La ferme à Gégé. Florent Verdet, 2021, 71 minutes.
Une ferme quelque part en Normandie. Une ferme comme il doit bien en exister encore quelques-unes. Mais qui se font de plus en plus rares, avec les problèmes souvent insurmontables que rencontrent ceux qui se consacrent à l’agriculture ou à l’élevage : une vie de labeur sans vacances, une vie passée à s’occuper jour et nuit des animaux, et tout cela pour un salaire de misère. Une vie passée à se demander presque chaque jour comment on finira le mois. Faut-il faire un nouvel emprunt, pour rembourser le précédent ? Des difficultés si courantes que, de l’extérieur, on aurait tendance à les oublier. Sans parler de la quasi-impossibilité de prendre une retraite bien méritée le moment venu.

Mais Gégé, comme tout le monde l’appelle, n’est pas homme à se laisser abattre. Il sait rebondir. Il a su rebondir en transformant sa ferme en école.
Régulièrement, il accueille des classes, fin primaire et début du collège ; pour faire découvrir aux enfants des villes et des banlieues la campagne, ses animaux et sa végétation, une nature qu’ils n’ont jamais approchée. De quelle couleur c’est un cochon ? Et quelle odeur ça peut avoir ? En vrai.

Regroupés autour de Gégé au milieu du poulailler, ces enfants d’un autre monde vont être amené par ce pédagogue improvisé à se poser des questions essentielles à la compréhension d’un monde où il n’y a pas de grands ensembles.
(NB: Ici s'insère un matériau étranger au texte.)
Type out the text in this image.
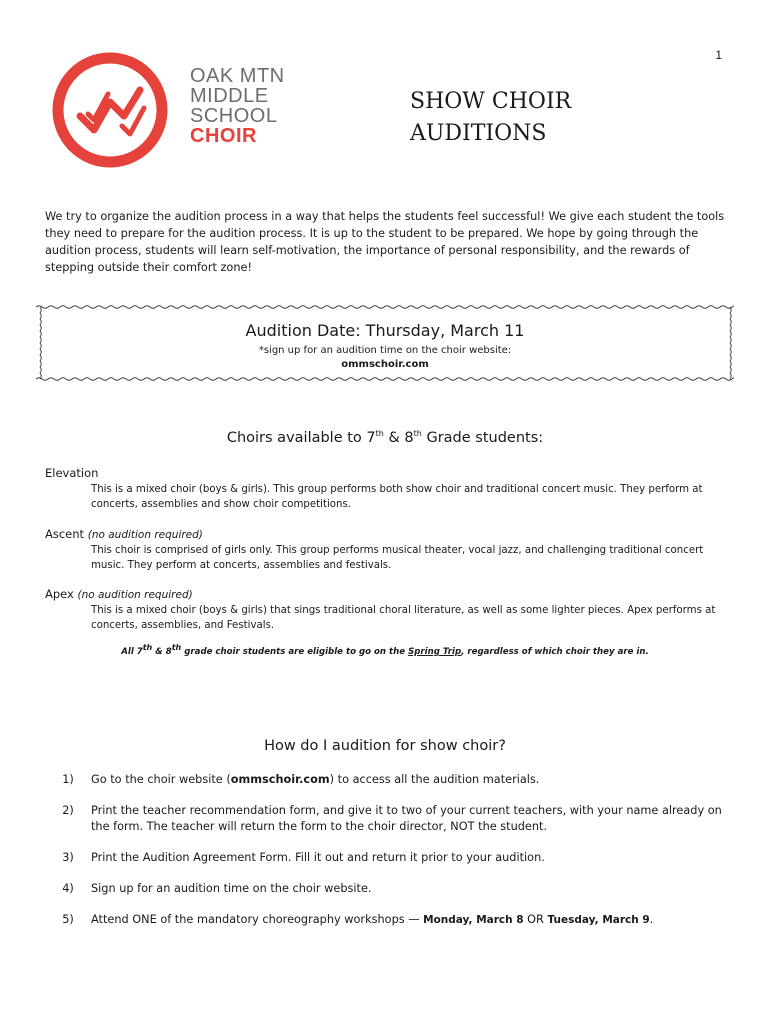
1
OAK MTN
MIDDLE
SCHOOL
CHOIR
SHOW CHOIR
AUDITIONS

We try to organize the audition process in a way that helps the students feel successful! We give each student the tools they need to prepare for the audition process. It is up to the student to be prepared. We hope by going through the audition process, students will learn self-motivation, the importance of personal responsibility, and the rewards of stepping outside their comfort zone!

Audition Date: Thursday, March 11
*sign up for an audition time on the choir website:
ommschoir.com
Choirs available to 7th & 8th Grade students:
Elevation
This is a mixed choir (boys & girls). This group performs both show choir and traditional concert music. They perform at concerts, assemblies and show choir competitions.
Ascent (no audition required)
This choir is comprised of girls only. This group performs musical theater, vocal jazz, and challenging traditional concert music. They perform at concerts, assemblies and festivals.
Apex (no audition required)
This is a mixed choir (boys & girls) that sings traditional choral literature, as well as some lighter pieces. Apex performs at concerts, assemblies, and Festivals.
All 7th & 8th grade choir students are eligible to go on the Spring Trip, regardless of which choir they are in.
How do I audition for show choir?
1) Go to the choir website (ommschoir.com) to access all the audition materials.
2) Print the teacher recommendation form, and give it to two of your current teachers, with your name already on the form. The teacher will return the form to the choir director, NOT the student.
3) Print the Audition Agreement Form. Fill it out and return it prior to your audition.
4) Sign up for an audition time on the choir website.
5) Attend ONE of the mandatory choreography workshops — Monday, March 8 OR Tuesday, March 9.
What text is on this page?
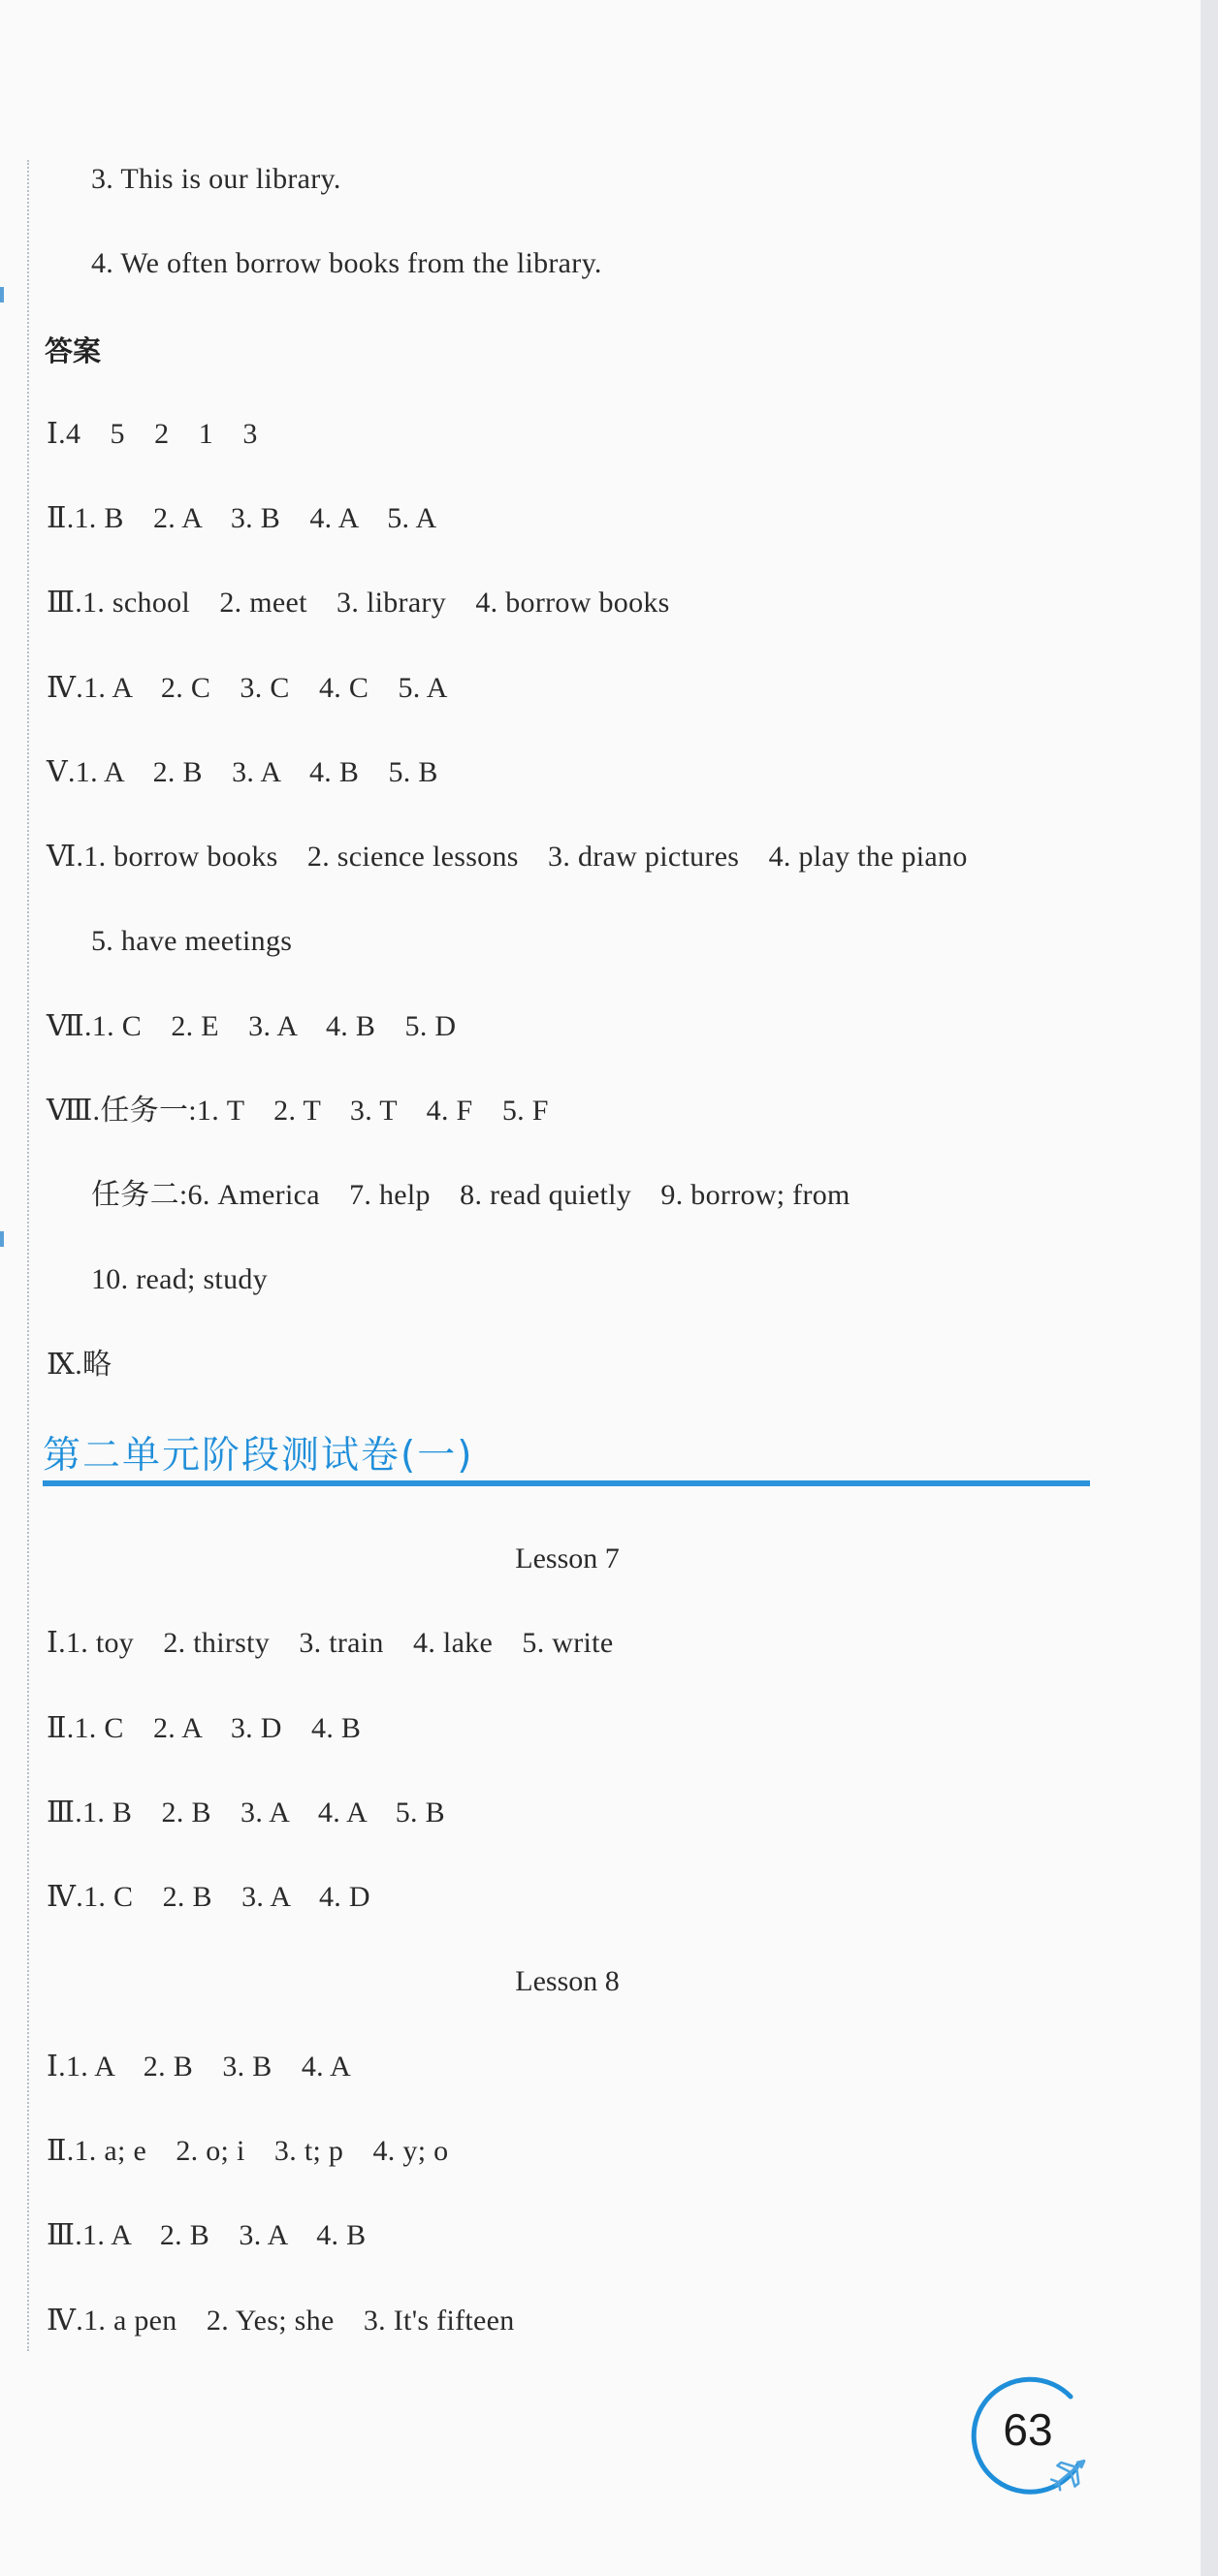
3. This is our library.
4. We often borrow books from the library.
答案
Ⅰ.4　5　2　1　3
Ⅱ.1. B　2. A　3. B　4. A　5. A
Ⅲ.1. school　2. meet　3. library　4. borrow books
Ⅳ.1. A　2. C　3. C　4. C　5. A
Ⅴ.1. A　2. B　3. A　4. B　5. B
Ⅵ.1. borrow books　2. science lessons　3. draw pictures　4. play the piano
5. have meetings
Ⅶ.1. C　2. E　3. A　4. B　5. D
Ⅷ.任务一:1. T　2. T　3. T　4. F　5. F
任务二:6. America　7. help　8. read quietly　9. borrow; from
10. read; study
Ⅸ.略
第二单元阶段测试卷(一)
Lesson 7
Ⅰ.1. toy　2. thirsty　3. train　4. lake　5. write
Ⅱ.1. C　2. A　3. D　4. B
Ⅲ.1. B　2. B　3. A　4. A　5. B
Ⅳ.1. C　2. B　3. A　4. D
Lesson 8
Ⅰ.1. A　2. B　3. B　4. A
Ⅱ.1. a; e　2. o; i　3. t; p　4. y; o
Ⅲ.1. A　2. B　3. A　4. B
Ⅳ.1. a pen　2. Yes; she　3. It's fifteen
63
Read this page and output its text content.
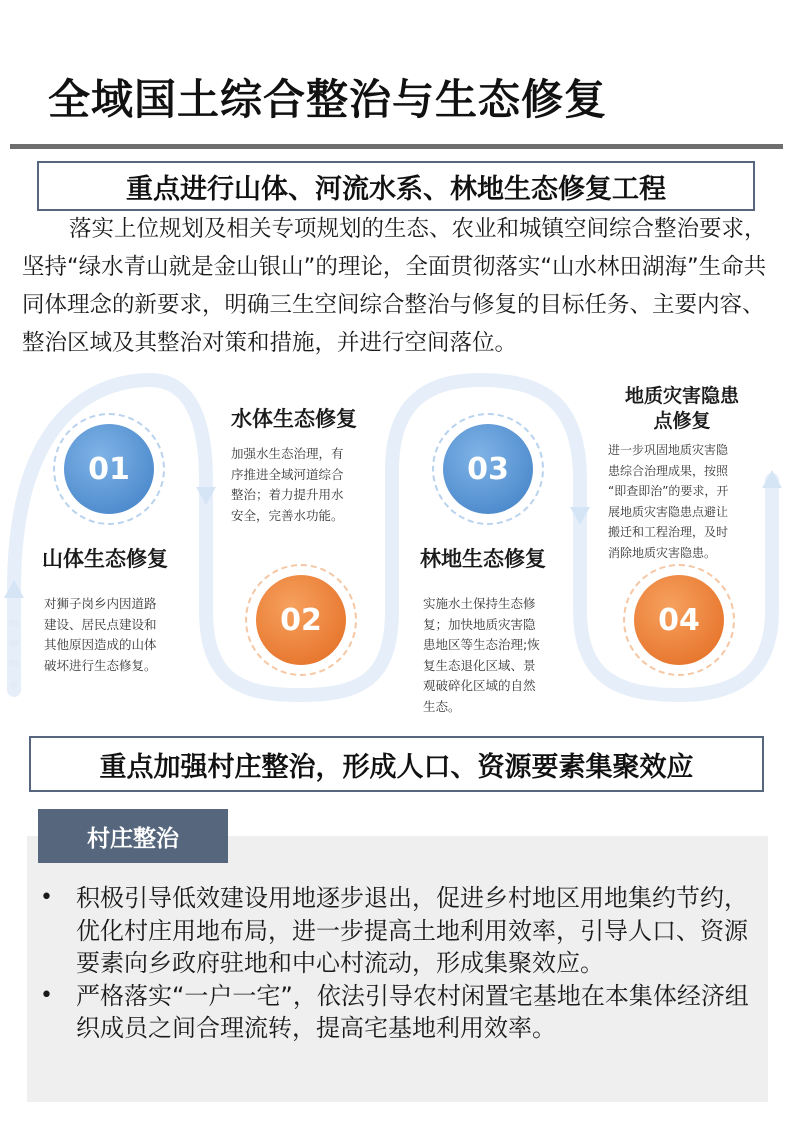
全域国土综合整治与生态修复
重点进行山体、河流水系、林地生态修复工程

落实上位规划及相关专项规划的生态、农业和城镇空间综合整治要求，坚持“绿水青山就是金山银山”的理论，全面贯彻落实“山水林田湖海”生命共同体理念的新要求，明确三生空间综合整治与修复的目标任务、主要内容、整治区域及其整治对策和措施，并进行空间落位。

01
山体生态修复
对狮子岗乡内因道路
建设、居民点建设和
其他原因造成的山体
破坏进行生态修复。
水体生态修复
加强水生态治理，有
序推进全域河道综合
整治；着力提升用水
安全，完善水功能。
02
03
林地生态修复
实施水土保持生态修
复；加快地质灾害隐
患地区等生态治理;恢
复生态退化区域、景
观破碎化区域的自然
生态。
地质灾害隐患
点修复
进一步巩固地质灾害隐
患综合治理成果，按照
“即查即治”的要求，开
展地质灾害隐患点避让
搬迁和工程治理，及时
消除地质灾害隐患。
04
重点加强村庄整治，形成人口、资源要素集聚效应
村庄整治
• 积极引导低效建设用地逐步退出，促进乡村地区用地集约节约，优化村庄用地布局，进一步提高土地利用效率，引导人口、资源要素向乡政府驻地和中心村流动，形成集聚效应。
• 严格落实“一户一宅”，依法引导农村闲置宅基地在本集体经济组织成员之间合理流转，提高宅基地利用效率。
Qu’est-ce qu’il y a dans un œuf ? Est-ce qu’il y a un poussin ? Et pour qu’il y ait un poussin, ne faut-il pas que la poule ait rencontré un coq ? Mais qu’est-ce qu’ils font ensemble ? Gégé insiste pour qu’ils s’expriment librement, reformulant leurs visions du monde mais sans les interpréter. C’est la nature qui apportera elle-même les réponses.

Oui, Gégé est devenu pédagogue. Sans théoriser sa pratique – il évoque quand même son vécu scolaire, son passage forcé d’une classe Freinet à une école traditionnelle avec tout ce que cela implique – ce qui compte le plus pour lui, c’est que les enfants fassent par eux-mêmes le plus de découvertes possibles. Des découvertes banales peut-être, comme chant des oiseaux dans les bois. Mais ce sont à coup sûr des sensations qui deviendront des souvenirs capables d’élargir leur rapport au monde.

Une pédagogie comme il faudrait que chaque enfant en rencontre au moins une fois dans sa vie scolaire.
Et pourquoi ne pas être optimiste, puisque le système éducatif lui-même reconnait pleinement la valeur du travail de Gégé en lui décernant les Palmes académiques.